An EU enterprise, construction and industrial company is committed to sustainability and environmental responsibility, with a history of keeping urban areas clean for almost a century. Therefore, the client was looking for a stable data infrastructure solution that they could scale up and later on add other partner companies too. Having multiple data sources in their business led to a need for a unique storage solution. In addition to that, the client wasn’t utilizing the data to its full potential, despite the fact that their end users were requesting various insights that they might offer if the data was kept and arranged in a better manner.
The challenge was to identify the requirements and to adjust the pipeline in order to get data from different sources. Moreover, there was a need to ensure that the solution could be easily scaled up to accommodate future data needs.
Since the client wanted to make an impact by reducing carbon emissions, decreasing fine dust levels, and employing alternative fuels, with the aim to provide responsible solutions for municipal street cleaning challenges, SmartCat created a Data Lakehouse solution in order to enable advanced analytics and machine learning for the client, as well as an API implementation that would enable easier access to data and building reports.
The team worked closely with the client in order to identify and adjust the pipeline to ensure that data could be easily accessed and used for advanced analytics and machine learning. We delivered value through reports with insights and forecasts while enabling the client to smoothly read and understand data and how to use it in an efficient way.

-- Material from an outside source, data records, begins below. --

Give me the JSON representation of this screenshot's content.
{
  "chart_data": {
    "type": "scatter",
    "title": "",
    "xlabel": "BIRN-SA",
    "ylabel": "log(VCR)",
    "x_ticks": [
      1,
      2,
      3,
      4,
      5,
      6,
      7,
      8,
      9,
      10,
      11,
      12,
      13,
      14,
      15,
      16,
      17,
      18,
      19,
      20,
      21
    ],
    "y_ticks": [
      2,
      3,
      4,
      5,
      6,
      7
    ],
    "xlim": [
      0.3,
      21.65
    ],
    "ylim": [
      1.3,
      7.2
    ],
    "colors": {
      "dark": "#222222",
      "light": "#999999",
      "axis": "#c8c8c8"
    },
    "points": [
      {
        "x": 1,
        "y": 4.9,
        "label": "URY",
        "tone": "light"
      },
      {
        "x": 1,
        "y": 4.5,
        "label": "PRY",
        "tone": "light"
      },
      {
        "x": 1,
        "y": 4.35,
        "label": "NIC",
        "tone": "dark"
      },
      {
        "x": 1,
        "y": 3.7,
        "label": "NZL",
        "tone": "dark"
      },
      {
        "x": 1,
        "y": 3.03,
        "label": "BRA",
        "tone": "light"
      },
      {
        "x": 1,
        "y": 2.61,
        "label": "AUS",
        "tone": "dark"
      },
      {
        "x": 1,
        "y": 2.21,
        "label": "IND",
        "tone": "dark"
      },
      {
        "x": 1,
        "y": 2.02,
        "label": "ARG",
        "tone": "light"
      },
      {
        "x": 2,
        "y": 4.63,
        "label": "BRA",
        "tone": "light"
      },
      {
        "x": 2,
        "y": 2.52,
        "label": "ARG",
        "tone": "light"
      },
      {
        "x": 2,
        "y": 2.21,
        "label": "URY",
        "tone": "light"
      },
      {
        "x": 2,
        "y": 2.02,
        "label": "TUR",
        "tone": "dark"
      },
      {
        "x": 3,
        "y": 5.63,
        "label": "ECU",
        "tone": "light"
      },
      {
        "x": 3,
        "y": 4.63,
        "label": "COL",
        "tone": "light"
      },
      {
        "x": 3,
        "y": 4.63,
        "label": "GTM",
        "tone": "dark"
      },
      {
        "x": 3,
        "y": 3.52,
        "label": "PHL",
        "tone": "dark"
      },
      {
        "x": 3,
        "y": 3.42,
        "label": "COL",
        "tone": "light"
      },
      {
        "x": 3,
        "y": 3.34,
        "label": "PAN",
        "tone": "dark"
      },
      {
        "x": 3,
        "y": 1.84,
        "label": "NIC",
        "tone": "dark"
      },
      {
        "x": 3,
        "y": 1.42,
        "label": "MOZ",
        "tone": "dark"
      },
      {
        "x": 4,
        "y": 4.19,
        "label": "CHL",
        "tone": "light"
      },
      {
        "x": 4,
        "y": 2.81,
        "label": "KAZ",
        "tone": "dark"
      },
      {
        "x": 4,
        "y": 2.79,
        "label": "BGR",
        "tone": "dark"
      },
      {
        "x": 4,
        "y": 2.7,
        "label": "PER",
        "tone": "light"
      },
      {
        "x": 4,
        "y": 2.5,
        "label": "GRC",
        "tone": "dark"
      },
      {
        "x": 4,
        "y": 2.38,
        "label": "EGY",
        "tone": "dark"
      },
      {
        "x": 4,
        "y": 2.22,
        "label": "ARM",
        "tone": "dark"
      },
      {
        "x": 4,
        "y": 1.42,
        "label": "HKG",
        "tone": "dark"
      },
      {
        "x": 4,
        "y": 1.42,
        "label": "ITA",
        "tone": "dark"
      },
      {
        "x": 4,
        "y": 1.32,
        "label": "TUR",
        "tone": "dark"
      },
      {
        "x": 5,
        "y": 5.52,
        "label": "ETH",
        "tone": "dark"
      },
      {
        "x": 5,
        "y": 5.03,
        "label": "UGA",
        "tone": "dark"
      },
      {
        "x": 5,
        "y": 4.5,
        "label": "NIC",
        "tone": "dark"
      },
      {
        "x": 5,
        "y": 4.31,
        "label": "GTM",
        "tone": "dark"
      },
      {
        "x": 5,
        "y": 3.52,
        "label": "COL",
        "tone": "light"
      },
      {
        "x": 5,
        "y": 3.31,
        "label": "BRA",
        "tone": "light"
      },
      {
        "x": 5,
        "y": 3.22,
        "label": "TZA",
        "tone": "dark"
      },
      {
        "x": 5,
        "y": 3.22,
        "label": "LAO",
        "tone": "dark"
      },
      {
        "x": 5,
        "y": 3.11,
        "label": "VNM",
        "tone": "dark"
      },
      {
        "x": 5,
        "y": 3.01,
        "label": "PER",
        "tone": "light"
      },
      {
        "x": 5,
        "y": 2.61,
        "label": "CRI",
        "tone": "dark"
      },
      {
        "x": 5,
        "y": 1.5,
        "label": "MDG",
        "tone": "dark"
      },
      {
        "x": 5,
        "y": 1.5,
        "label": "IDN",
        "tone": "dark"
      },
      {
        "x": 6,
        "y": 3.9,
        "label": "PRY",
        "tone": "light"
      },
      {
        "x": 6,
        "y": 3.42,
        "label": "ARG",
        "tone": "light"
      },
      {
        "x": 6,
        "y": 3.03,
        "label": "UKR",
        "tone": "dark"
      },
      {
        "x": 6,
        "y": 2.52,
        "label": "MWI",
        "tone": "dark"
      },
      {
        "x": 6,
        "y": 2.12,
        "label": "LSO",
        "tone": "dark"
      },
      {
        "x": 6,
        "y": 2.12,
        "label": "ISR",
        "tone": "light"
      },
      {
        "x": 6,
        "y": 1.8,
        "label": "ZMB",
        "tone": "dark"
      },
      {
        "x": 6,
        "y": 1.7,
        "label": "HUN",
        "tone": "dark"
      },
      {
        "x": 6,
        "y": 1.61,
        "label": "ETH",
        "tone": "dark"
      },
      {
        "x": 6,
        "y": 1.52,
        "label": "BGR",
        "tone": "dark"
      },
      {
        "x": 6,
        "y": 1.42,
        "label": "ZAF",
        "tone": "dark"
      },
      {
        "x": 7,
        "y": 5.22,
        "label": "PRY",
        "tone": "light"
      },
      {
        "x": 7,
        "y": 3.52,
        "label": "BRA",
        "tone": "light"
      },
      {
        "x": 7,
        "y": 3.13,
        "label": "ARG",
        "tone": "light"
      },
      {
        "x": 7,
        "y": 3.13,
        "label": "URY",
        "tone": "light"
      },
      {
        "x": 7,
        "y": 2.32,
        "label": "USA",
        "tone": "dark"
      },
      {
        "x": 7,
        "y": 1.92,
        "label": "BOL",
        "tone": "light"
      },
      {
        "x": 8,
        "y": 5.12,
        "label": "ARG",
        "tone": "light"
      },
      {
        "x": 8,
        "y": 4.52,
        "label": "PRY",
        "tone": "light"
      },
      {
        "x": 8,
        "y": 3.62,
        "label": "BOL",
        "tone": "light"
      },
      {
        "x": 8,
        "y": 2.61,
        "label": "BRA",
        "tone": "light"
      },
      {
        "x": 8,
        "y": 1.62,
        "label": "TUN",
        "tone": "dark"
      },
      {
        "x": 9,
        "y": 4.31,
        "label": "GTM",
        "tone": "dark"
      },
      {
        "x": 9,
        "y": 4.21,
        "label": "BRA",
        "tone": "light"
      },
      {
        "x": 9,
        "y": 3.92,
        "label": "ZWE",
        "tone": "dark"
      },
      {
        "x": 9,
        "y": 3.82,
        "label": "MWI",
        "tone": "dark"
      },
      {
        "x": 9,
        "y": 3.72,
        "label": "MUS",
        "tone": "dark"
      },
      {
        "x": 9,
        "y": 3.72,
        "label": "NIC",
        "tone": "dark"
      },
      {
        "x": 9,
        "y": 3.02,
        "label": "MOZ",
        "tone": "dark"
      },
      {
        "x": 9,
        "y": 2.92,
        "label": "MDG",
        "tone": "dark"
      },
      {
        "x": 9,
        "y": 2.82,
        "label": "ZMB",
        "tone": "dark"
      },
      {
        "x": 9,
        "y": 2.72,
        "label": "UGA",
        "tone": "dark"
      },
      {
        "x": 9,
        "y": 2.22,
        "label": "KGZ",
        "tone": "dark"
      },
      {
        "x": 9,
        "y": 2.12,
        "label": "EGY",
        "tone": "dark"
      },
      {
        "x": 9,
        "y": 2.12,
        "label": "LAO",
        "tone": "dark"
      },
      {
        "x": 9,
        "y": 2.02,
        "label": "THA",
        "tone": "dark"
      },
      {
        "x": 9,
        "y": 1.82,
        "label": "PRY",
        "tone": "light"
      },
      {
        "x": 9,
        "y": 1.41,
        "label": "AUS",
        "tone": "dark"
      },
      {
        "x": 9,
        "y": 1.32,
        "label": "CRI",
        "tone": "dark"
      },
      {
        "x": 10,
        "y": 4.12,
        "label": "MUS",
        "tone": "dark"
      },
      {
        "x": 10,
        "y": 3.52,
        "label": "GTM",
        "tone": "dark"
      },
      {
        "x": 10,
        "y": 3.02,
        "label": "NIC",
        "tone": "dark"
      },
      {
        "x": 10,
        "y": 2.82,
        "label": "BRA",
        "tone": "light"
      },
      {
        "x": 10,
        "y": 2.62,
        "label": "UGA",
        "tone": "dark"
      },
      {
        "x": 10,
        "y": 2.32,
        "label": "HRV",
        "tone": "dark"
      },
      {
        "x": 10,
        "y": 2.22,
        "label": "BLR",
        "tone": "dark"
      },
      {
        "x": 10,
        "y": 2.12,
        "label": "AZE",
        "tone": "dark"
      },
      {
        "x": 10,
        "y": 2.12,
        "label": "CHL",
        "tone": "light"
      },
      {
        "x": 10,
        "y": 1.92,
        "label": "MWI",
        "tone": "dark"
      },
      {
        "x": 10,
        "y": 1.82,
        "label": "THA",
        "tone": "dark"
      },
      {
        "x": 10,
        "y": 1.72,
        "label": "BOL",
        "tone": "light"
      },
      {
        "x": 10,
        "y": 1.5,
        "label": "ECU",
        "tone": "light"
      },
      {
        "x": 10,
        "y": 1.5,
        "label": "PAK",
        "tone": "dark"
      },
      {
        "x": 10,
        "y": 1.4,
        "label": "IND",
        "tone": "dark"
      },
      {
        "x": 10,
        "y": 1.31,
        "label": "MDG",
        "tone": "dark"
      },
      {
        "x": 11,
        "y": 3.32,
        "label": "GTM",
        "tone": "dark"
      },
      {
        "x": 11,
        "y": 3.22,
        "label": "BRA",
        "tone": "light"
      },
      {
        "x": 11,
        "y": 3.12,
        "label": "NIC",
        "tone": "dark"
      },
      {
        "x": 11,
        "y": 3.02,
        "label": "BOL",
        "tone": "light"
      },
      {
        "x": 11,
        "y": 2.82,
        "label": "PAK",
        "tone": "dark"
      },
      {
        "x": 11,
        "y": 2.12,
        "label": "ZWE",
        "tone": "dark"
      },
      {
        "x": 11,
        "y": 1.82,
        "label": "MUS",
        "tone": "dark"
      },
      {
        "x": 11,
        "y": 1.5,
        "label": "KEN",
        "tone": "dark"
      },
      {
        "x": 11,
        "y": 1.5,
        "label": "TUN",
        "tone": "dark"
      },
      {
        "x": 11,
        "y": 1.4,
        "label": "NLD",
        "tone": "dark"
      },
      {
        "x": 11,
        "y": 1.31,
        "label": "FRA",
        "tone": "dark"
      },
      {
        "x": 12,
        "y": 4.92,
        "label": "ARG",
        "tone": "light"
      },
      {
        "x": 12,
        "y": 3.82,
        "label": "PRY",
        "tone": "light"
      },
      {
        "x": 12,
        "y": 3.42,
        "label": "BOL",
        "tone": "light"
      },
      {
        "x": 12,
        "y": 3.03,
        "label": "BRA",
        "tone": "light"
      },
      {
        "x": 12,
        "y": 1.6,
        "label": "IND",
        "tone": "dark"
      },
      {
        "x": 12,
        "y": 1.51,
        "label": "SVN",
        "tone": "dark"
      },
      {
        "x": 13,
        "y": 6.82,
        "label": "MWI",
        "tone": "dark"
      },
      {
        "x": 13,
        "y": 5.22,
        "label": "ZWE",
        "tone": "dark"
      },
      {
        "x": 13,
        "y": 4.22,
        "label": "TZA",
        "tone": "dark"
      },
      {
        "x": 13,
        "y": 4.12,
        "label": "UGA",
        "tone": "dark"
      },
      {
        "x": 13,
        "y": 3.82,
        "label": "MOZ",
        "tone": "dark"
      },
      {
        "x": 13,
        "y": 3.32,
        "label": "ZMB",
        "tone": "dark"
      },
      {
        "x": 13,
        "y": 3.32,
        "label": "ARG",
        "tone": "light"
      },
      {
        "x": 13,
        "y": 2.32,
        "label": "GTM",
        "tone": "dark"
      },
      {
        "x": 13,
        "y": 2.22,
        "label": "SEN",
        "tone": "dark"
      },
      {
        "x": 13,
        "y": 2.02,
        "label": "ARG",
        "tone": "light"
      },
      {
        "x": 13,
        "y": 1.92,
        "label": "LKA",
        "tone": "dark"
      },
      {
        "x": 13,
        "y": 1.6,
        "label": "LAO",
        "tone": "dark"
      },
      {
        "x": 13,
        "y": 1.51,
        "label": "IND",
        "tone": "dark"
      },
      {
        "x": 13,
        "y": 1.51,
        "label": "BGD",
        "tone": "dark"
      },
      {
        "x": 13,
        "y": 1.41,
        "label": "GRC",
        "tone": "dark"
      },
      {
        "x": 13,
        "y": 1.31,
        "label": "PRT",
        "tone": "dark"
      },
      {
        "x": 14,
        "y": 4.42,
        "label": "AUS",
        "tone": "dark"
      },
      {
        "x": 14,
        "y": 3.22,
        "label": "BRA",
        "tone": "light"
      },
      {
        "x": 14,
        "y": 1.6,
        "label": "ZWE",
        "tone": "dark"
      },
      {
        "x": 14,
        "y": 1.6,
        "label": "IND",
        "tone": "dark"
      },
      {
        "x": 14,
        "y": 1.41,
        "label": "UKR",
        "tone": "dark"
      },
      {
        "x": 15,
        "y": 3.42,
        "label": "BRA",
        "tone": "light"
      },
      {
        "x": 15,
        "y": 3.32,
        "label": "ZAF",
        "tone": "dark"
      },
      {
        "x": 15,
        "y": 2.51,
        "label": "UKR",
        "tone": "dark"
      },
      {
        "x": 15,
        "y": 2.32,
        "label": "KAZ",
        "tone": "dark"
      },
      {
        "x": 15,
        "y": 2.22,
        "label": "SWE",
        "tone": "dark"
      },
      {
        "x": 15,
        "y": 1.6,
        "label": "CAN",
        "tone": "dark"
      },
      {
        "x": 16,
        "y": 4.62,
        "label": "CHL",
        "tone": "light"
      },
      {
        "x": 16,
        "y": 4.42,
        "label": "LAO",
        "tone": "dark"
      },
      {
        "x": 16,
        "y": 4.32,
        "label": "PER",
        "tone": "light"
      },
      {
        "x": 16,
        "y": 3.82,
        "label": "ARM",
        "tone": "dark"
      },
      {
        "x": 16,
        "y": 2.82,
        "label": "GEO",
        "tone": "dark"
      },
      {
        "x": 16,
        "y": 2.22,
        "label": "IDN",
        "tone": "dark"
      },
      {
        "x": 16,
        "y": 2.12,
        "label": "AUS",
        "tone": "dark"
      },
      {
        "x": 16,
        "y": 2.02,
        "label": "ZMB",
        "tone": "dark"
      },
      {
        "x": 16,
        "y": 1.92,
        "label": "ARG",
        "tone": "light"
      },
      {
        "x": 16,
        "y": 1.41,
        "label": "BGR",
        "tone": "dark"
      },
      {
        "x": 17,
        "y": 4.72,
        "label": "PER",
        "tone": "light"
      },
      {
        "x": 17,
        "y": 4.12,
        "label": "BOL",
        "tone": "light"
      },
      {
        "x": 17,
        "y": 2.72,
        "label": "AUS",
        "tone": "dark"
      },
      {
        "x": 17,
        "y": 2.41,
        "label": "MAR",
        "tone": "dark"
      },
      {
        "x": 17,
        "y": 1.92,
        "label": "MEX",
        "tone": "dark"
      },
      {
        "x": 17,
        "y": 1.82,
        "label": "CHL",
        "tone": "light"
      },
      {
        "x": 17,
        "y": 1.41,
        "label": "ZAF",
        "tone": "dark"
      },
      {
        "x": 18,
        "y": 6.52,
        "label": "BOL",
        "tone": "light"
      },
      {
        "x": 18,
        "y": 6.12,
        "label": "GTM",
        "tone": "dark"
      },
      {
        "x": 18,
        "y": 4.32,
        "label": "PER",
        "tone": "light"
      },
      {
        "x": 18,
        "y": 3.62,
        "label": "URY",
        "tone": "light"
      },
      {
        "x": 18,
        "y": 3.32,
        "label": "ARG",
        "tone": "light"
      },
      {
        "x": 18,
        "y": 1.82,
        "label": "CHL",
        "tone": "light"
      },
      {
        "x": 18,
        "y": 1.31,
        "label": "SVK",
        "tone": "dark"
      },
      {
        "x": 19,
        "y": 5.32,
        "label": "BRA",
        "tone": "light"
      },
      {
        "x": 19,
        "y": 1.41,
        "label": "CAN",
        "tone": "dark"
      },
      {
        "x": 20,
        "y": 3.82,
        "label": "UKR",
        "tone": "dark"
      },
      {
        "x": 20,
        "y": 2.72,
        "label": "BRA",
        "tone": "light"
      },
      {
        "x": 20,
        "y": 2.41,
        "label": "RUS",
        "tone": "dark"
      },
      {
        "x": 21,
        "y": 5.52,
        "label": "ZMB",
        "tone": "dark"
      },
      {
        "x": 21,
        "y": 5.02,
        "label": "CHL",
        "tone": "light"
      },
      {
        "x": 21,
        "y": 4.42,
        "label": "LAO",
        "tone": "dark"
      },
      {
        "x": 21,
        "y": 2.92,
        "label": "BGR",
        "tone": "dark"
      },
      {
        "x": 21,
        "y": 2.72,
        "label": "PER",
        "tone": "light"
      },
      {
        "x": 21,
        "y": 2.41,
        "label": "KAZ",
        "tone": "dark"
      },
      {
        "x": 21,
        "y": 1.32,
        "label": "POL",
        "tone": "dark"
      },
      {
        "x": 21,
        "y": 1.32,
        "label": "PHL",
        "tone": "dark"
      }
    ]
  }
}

SmartCat built the necessary infrastructure to deploy an internal Data Lakehouse solution – AIDA to the Client’s AWS account. This allowed for a stable and scalable solution that could accommodate future data needs. The end result was a successful Data Lakehouse solution that met all of the Client’s requirements and enabled them to achieve their goals. Moreover, having structured data allowed different visualization options through dashboards that brought more value from the data.
- AWS cloud storage: used for storing unstructured, semi-structured and structured data.
- Databricks: combines data warehouse and data lake advantages into single architecture.
- Apache Spark: an open-source distributed computing system for big data processing.
- Terraform: a tool for building, changing, and versioning infrastructure safely and efficiently.
- Python: a programming language used for data analysis and data science.
- Power BI: a tool for data visualization used for generating reports.
The client’s company operates in more than 160 countries.